Improbably, bestselling Christian author Chris Fabry's new book really works. A wisecracking journalist with an estranged wife and a sick son narrates most of the tale in the first person. The son needs a heart transplant, and he's scheduled to get one-from a death row inmate who maybe didn't actually commit the murder for which he was convicted. After that, it's all twists and turns as the narrator fights God, gambles away tens of thousands of dollars, and tracks down the story of the man on death row. A car chase, a showdown at the governor's mansion, and a moving-and very believable-conversion scene wrap things up.

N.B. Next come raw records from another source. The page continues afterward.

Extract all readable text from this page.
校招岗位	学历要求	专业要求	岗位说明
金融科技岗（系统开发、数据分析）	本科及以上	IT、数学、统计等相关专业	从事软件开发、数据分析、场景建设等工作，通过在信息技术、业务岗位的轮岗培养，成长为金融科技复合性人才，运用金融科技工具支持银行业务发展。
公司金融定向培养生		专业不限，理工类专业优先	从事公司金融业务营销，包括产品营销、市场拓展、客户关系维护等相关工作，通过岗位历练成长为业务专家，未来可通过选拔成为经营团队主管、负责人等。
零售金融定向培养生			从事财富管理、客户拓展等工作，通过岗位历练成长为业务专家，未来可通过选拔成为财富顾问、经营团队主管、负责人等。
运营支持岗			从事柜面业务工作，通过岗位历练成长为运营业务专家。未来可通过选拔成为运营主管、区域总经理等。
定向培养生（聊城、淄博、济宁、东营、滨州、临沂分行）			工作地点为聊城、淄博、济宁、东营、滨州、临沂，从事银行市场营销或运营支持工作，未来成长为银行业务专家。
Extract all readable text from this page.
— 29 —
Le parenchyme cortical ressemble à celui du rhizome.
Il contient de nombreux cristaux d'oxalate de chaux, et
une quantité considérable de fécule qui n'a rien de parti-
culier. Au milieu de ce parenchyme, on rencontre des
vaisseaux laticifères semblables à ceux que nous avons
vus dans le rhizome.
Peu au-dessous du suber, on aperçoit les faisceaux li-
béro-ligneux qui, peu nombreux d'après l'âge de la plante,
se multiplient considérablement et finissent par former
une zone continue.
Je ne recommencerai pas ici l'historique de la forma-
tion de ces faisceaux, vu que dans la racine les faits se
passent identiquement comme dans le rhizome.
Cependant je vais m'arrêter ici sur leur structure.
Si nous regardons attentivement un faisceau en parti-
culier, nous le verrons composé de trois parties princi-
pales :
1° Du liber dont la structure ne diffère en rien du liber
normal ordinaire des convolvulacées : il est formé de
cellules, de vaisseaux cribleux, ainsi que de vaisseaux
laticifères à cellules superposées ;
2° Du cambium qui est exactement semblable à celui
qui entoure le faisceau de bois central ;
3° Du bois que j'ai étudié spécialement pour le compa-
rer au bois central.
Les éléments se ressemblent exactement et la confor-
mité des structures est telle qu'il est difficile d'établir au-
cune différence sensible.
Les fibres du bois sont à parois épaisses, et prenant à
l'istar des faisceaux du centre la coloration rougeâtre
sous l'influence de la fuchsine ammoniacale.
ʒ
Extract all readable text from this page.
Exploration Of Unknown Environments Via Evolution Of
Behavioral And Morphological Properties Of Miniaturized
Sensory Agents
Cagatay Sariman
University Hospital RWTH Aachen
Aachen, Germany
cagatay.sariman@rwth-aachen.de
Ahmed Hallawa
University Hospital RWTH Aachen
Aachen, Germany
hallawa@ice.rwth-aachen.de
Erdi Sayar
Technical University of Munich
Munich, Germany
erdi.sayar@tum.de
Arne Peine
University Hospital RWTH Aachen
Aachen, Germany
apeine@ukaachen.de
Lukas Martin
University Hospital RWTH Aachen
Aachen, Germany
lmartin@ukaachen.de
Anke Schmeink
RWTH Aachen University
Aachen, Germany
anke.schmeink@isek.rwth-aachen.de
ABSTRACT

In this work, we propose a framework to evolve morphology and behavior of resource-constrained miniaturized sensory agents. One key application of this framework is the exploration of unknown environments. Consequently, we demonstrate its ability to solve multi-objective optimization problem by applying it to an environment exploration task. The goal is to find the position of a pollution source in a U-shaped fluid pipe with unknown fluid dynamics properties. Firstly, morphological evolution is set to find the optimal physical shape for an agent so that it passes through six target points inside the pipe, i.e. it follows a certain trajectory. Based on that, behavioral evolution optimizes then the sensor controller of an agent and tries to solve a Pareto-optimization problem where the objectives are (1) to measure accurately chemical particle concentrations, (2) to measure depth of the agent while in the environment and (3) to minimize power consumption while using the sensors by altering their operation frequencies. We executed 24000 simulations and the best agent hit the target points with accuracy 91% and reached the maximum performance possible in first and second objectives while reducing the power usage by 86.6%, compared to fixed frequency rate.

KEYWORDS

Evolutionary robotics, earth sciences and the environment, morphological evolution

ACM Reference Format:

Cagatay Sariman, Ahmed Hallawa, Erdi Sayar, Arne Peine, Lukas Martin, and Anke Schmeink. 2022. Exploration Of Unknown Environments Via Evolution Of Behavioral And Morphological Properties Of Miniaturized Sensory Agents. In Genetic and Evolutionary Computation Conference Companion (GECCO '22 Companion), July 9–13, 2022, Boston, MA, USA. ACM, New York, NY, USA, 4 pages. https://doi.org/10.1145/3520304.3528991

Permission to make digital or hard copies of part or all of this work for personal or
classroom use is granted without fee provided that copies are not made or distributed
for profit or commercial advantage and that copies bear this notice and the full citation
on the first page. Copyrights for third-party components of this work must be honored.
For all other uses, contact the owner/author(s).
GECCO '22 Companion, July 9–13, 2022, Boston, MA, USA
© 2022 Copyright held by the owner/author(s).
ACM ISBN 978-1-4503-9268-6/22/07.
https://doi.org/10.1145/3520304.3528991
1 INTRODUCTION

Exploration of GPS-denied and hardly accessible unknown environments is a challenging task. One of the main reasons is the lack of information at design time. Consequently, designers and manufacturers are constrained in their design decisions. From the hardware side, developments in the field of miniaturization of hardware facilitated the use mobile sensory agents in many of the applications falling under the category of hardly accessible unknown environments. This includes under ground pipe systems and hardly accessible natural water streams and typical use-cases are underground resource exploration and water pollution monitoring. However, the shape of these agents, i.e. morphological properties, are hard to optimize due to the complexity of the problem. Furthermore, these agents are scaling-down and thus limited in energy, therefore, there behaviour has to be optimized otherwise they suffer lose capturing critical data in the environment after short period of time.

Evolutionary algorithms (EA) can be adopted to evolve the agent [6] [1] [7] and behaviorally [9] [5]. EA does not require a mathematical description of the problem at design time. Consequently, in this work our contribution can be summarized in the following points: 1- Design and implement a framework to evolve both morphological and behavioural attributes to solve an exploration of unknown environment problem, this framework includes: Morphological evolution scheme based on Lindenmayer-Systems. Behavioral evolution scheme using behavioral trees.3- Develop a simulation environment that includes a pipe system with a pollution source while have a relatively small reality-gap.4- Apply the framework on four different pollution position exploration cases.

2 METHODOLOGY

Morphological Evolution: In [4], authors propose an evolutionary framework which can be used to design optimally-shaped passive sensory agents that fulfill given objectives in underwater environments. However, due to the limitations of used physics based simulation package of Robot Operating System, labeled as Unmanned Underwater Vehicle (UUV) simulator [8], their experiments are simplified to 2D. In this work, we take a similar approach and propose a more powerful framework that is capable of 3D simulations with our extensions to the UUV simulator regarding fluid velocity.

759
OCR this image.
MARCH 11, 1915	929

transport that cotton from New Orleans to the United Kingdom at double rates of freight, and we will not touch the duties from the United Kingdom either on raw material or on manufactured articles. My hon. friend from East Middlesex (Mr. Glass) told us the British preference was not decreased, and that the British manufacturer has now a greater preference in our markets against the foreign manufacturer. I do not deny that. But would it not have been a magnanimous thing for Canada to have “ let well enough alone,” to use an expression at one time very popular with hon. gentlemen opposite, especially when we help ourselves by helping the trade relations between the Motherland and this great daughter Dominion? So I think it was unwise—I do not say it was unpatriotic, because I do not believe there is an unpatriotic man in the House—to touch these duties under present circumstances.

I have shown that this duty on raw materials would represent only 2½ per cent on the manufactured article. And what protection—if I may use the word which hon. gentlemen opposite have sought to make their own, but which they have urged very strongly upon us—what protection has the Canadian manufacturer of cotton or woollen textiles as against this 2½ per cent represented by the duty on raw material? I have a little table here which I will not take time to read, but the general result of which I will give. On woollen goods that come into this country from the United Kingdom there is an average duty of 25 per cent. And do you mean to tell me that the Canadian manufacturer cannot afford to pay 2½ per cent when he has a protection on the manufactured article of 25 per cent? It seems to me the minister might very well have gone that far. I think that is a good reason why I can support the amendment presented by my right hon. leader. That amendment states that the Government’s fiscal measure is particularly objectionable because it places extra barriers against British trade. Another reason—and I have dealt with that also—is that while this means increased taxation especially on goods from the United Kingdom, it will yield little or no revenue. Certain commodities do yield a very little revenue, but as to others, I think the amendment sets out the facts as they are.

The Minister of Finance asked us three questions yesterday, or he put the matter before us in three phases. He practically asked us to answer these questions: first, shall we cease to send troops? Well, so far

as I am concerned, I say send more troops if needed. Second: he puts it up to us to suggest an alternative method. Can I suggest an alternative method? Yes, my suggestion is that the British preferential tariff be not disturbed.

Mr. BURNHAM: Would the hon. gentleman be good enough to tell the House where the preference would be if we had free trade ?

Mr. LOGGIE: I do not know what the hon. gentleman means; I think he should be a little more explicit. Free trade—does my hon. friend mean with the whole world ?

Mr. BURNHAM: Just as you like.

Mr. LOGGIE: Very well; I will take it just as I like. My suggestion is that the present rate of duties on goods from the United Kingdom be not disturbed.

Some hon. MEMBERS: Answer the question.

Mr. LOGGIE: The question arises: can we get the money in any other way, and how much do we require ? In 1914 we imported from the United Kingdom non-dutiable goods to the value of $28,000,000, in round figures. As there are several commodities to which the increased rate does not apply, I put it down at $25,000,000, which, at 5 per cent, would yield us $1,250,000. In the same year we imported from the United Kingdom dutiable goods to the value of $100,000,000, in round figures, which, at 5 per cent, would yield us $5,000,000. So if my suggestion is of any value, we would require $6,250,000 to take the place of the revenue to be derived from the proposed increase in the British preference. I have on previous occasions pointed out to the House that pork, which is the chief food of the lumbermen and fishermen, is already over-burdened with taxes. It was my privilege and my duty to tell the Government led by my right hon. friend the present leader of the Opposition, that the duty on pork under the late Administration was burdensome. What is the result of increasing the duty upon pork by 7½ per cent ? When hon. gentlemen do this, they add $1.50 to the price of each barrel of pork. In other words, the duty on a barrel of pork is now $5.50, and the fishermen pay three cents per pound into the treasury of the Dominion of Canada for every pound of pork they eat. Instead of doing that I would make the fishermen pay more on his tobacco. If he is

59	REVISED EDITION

Not in the Heart (Tyndale, 2012) is dedicated to "the addicted and those who love them"-a reference to the narrator's gambling problem. Sin is a real (and ugly) reality in the world Fabry creates. But this book is actually a story of hope, redemption, and sacrifice; it just hides that until the last two pages. Reading it, I had no idea where it was going. It is formula defying. Only after reading in its promotional materials that it was "inspirational fiction" did I finally place the genre. Think A Tale of Two Cities, as rendered by Hallmark.
Perhaps the most notable feature of the book is the distinctive, hard-bitten, hilariously cynical voice of the narrator. "I awoke with the distinct feeling that I was someplace I shouldn't be, mainly because Michael Jackson and Justin Timberlake stared at me from opposite walls."
Fabry has built a rewarding story; it's hard to imagine inspirational fiction done better than this.